Reputation: 8836
I am writing a php code that uses regex to get all the links from a page and I need to transform it to get the links from entire website. I guess the extracted urls should be checked again and so on, so that the script will access all the urls of it, not only the one given page.
I know that anything is possible, but how about this? Thank you for your guidance.
Upvotes: 2
Views: 2301
Reputation: 67195
Normally, you do not have access to the underlying server that allows you to retrieve all pages on the site.
So you just need to do what Google does: Get all links from the page and then scan those links for additional links.
Upvotes: 0
Reputation: 2160
This will get urls from url() (css), href and src attributes (links, imgs, scripts):
#(?:href|src)="([^"]+)|url\(["']?(.*?)["']?\)#i
They will be captured in group 1 and 2. Be aware that some urls can be relative, so you have to make them absolute before calling them.
Upvotes: 0
Reputation: 2104
Hmm, to ensure that you get all the pages that google have found, what about crawling google instead? Just search for "site:domain.com", and then retrieve anything that follows this pattern:
<h3 class="r"><a href="http://domain.com/.*?" class=l
(you'll have to escape the right characters as well, and the '.*?' is the RegEx that gives you all the urls that google finds.

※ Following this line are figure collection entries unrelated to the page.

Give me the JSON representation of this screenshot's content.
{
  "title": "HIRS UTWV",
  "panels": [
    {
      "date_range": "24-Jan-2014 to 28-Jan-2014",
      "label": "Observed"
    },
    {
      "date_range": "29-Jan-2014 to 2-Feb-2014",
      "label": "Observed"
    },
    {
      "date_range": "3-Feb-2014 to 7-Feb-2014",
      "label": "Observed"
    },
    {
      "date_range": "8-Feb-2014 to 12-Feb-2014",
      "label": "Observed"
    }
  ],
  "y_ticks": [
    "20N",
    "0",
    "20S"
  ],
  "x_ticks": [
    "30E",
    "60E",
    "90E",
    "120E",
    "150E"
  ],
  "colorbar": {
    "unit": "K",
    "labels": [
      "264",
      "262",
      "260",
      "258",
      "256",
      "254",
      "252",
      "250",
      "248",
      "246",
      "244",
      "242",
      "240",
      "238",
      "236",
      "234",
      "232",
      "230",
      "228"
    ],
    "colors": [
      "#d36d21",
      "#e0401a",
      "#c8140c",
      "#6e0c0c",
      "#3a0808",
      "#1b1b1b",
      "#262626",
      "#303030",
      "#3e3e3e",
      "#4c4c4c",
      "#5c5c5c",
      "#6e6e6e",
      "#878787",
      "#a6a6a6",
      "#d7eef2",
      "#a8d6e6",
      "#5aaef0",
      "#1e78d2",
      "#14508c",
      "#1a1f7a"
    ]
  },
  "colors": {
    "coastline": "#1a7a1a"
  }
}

Anyways, that's just a suggestion for an alternative approach.
Upvotes: 2
Reputation: 732
So, your regex grabs all the links. You cycle through a loop of those links, grab each with cURL, run that through your regex, wash, rinse, repeat.
Might want to make sure to put some sort of URL depth counter in there, lest you end up parsing The Internet.
Might also want to make sure you don't re-check links you've already followed, lest you end up at the end of Infinite Recursion Street.
Might also want to look at threading, lest it take 100,000 years.
Upvotes: 1